Nous reproduisons ci-dessous le communiqué de Daniel Gremillet, sénateur des Vosges, en soutien à la forte mobilisation de nos agricultrices et de nos agriculteurs.
Tout d’abord, je tiens à exprimer une pensée émue pour l’agricultrice de l’Ariège et pour sa fille qui ont perdu la vie, à Pamiers, le 23 janvier dernier. Je témoigne mon soutien à son mari, à son père et à sa famille.
Le mouvement de contestation des agriculteurs français ne faiblit pas, nos agricultrices et nos agriculteurs font entendre leurs légitimes revendications.
Derrière cette adresse pacifique mais ferme, ils veulent, avant tout, rappeler que la prospérité de la France est indissociable de celle de son agriculture.

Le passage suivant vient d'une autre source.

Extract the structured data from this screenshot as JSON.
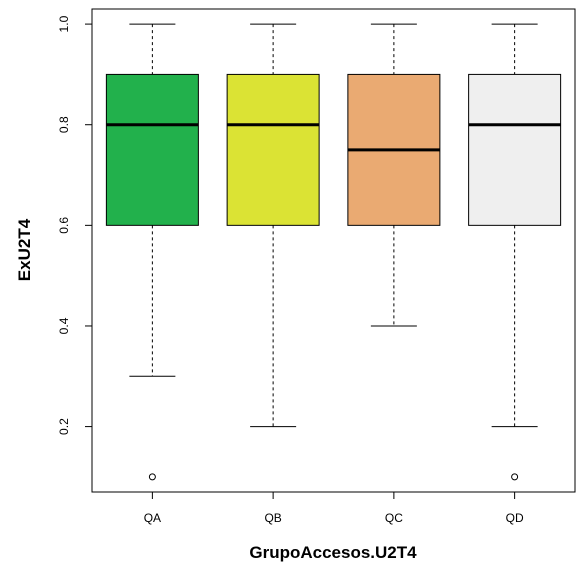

A l’heure où la balance commerciale affiche un déficit record, l’agriculture et l’agro-alimentaire françaises sont déficitaires pour la partie alimentaire (hors vins et spiritueux).
Or, les Paysans français ont des solutions à apporter pour exercer correctement leur métier :
Face à la distorsion de concurrence au profit de pays qui ne respectent pas les mêmes standards, limitons la surtransposition, interdisons les importations qui ne correspondent pas aux exigences demandées et imposées aux agriculteurs français ;
Face à la multiplication des normes environnementales, simplifions les dérives d’une politique environnementale trop stricte, décomplexons les obligations administratives et affirmons notre souveraineté alimentaire ;
Face au manque d’attractivité du métier, redonnons du temps et de la liberté à nos exploitants agricoles, rendons une juste rémunération aux agriculteurs pour le service rendu à la société qu’ils nourrissent.
Au-delà de l’émotion provoquée par le drame de l’Ariège, les Paysans de France ne défendent pas simplement leurs intérêts mais celui des 65 millions de françaises et de français. Ils souhaitent préserver l’équilibre territorial fragilisé, la souveraineté alimentaire menacée et garantir une alimentation, au quotidien, à chaque français pour les années à venir. Et, ils auront mon soutien indéfectible.
Fidèle à mes engagements et à mes convictions, j’ai cosigné la proposition de loi tendant à répondre à la crie agricole aux côtés de plusieurs de mes collègues du Sénat.